Тут я дала ему тычка под ребра и велела закрыть рот – а не то еще схлопочет.

– Молчу, молчу, – отвечал он, – а то она уже почувствовала себя сеньорой.

Была в этой насмешке, однако, заноза, что меня кольнула больно. С другой стороны, почему бы ему не подумать, что я могу соблазниться? А почему бы не соблазниться на предложение, которое ничем не обременяло мою совесть, поскольку на выдаче самого Каники капитан уже не настаивал?

Соблазн был велик, ох как велик. Разве в начале нашего бегства я не считала такой исход дела желанным и благополучным?

Но что-то все же меня царапнуло.

– Знаешь, куманек, мой муж уже не такой молоденький, чтоб лазить ко мне по столбам, – ответила я первое, что пришло в голову. Это было одно из многого; главное состояло в том, что после восьми лет полной вольницы, после двух с половиной лет чистейшего разбоя, когда с белыми господами встречаешься на равных и обычно с оружием в руках, снова вернуться к тому, от чего ушли, казалось немыслимым. Ходить по струнке, быть в чужой воле, – хотя бы и в руке старого приятеля Федерико Суареса, человека, которому можно поверить на слово, – но тем не менее не быть себе хозяйкой и при этом постоянно рисковать своей шеей.

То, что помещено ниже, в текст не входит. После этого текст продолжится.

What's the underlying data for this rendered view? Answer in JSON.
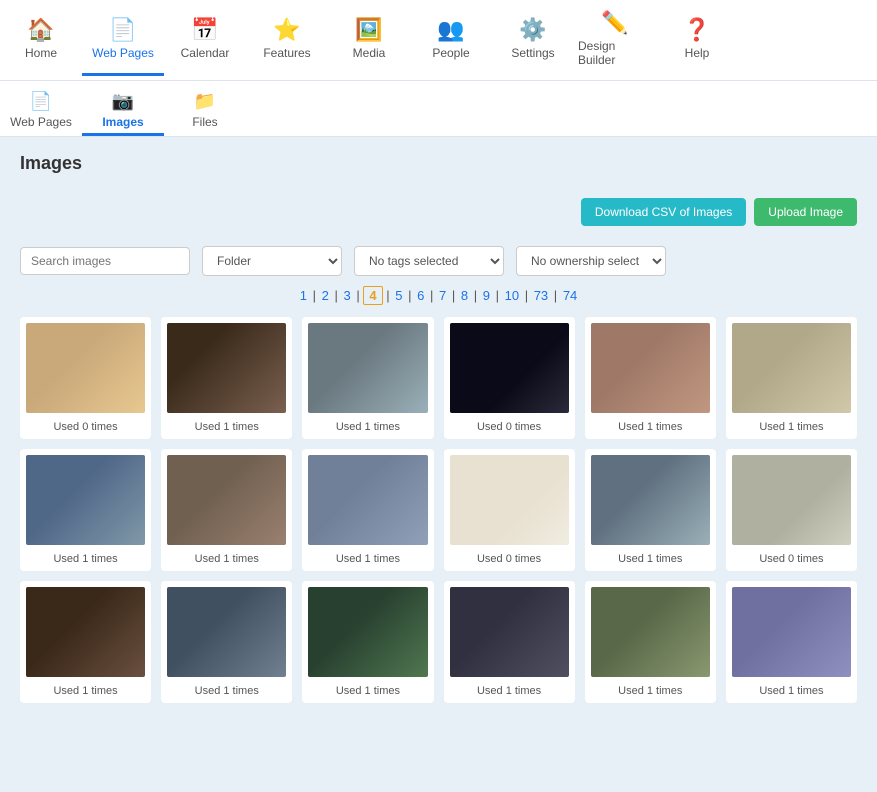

Теперь-то я хорошо понимала Филомено, почему он отказался просить у хозяйки защиты и выкупа от суда. Если дать себе один раз сорваться… Нет: будем говорить по-другому.

Если один раз настоять на своем человеческом достоинстве, очень трудно его потом гнуть и прятать, и хочется его защитить. А достоинство и положение черного раба – вещи трудно совместимые, каким бы просвещенным ни был хозяин.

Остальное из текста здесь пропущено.